The delay in reporting them occurred because many of the county’s deaths occur out of state, said Kirk Benge, San Juan health director. Local health officials then need to request the patient’s medical records from that state — a process that can take time.
The four other deaths were a Cache County woman between the ages of 65 and 84 who was a long-term care resident; an Iron County woman older than 85 who was hospitalized when she died; a Weber County man between 45-64 who was also a long-term resident and who was hospitalized when he died; and a Utah County man between 65-84 whose hospitalization status was unknown.
The Utah Senate and House Democratic caucuses on Tuesday called on Gov. Gary Herbert to issue a statewide mask mandate, joining the chorus of the state’s biggest hospital systems. Last week, Herbert declined to implement one and instead said if the state doesn’t decrease its daily case count by August, more restrictions could occur.
“Nearly half of the deaths so far in Utah have been people in long-term care facilities, and two-thirds of Utah’s long-term care centers have experienced a coronavirus case,” the legislators said in a letter to the governor.
Because staff members in those facilities aren’t required to wear face masks, “your leadership is sorely needed,” the legislators wrote, pointing to the deaths in the San Juan County care center.
“We have already seen that when you acted with stronger, clearer guidelines, more Utahns responded. Continuing that type of leadership will allow fewer to be sickened and die, and our state to recover with more speed and vitality. Please, our state needs your leadership now more than ever,” the legislators said.
The latest breakdown of Utah cases, hospitalizations and deaths by health district:
- Salt Lake County, 15,083; 1,013 hospitalized; 130 deaths.
- Utah County, 5,560; 280 hospitalized; 29 deaths.
- Southwest Utah, 2,140; 125 hospitalized; 19 deaths.
- Davis County, 1,976; 120 hospitalized; 6 deaths.
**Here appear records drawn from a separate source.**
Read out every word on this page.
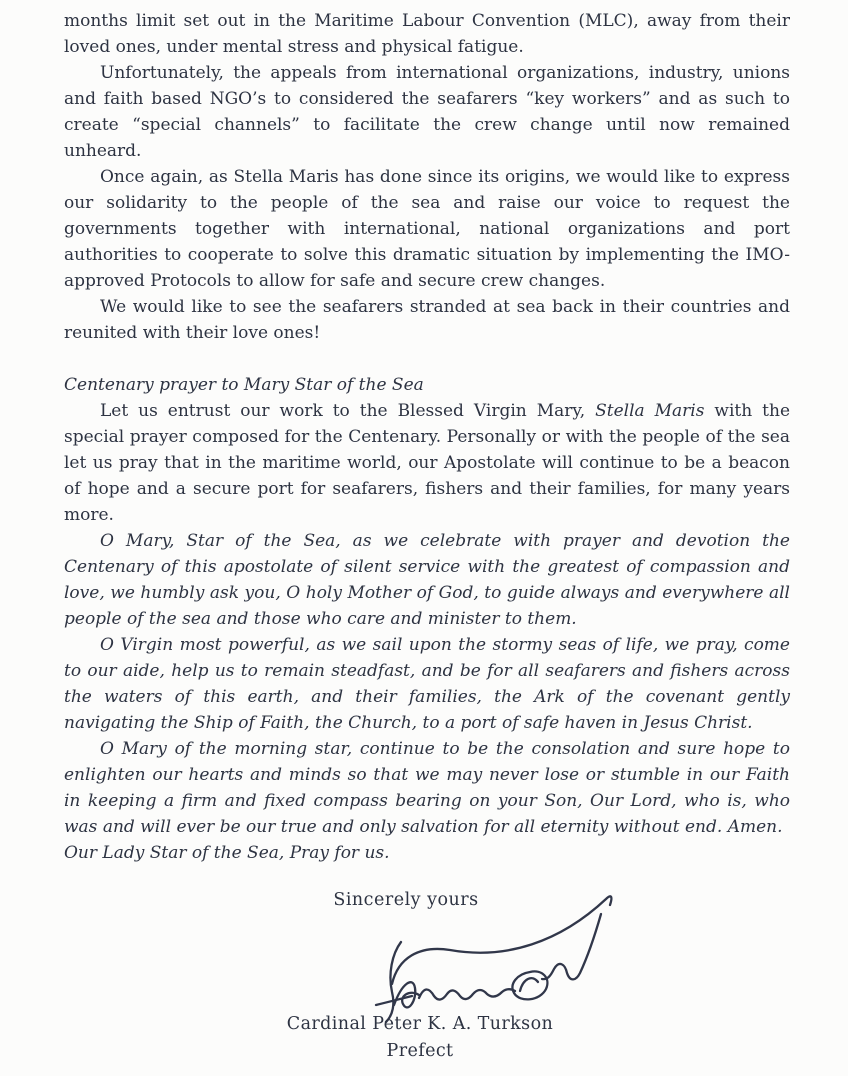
months limit set out in the Maritime Labour Convention (MLC), away from their loved ones, under mental stress and physical fatigue.

Unfortunately, the appeals from international organizations, industry, unions and faith based NGO’s to considered the seafarers “key workers” and as such to create “special channels” to facilitate the crew change until now remained unheard.

Once again, as Stella Maris has done since its origins, we would like to express our solidarity to the people of the sea and raise our voice to request the governments together with international, national organizations and port authorities to cooperate to solve this dramatic situation by implementing the IMO-approved Protocols to allow for safe and secure crew changes.

We would like to see the seafarers stranded at sea back in their countries and reunited with their love ones!

Centenary prayer to Mary Star of the Sea

Let us entrust our work to the Blessed Virgin Mary, Stella Maris with the special prayer composed for the Centenary. Personally or with the people of the sea let us pray that in the maritime world, our Apostolate will continue to be a beacon of hope and a secure port for seafarers, fishers and their families, for many years more.

O Mary, Star of the Sea, as we celebrate with prayer and devotion the Centenary of this apostolate of silent service with the greatest of compassion and love, we humbly ask you, O holy Mother of God, to guide always and everywhere all people of the sea and those who care and minister to them.

O Virgin most powerful, as we sail upon the stormy seas of life, we pray, come to our aide, help us to remain steadfast, and be for all seafarers and fishers across the waters of this earth, and their families, the Ark of the covenant gently navigating the Ship of Faith, the Church, to a port of safe haven in Jesus Christ.

O Mary of the morning star, continue to be the consolation and sure hope to enlighten our hearts and minds so that we may never lose or stumble in our Faith in keeping a firm and fixed compass bearing on your Son, Our Lord, who is, who was and will ever be our true and only salvation for all eternity without end. Amen.

Our Lady Star of the Sea, Pray for us.

Sincerely yours
Cardinal Peter K. A. Turkson
Prefect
- Bear River (Box Elder, Cache, Rich), 1,806; 70 hospitalized; 4 deaths.
- Weber-Morgan, 1,608; 109 hospitalized; 16 deaths.
- Summit County, 596; 49 hospitalized; 1 death.
- San Juan County, 481; 61 hospitalized; 17 deaths.
- Wasatch County, 464; 20 hospitalized; 4 deaths.
- Tooele County, 364; 16 hospitalized; 0 deaths.
- Central Utah, 273; 17 hospitalized; 0 deaths.
- TriCounty (Uinta Basin), 73; 6 hospitalized; 0 deaths.
- Southeast Utah, 54; 2 hospitalized; 0 deaths.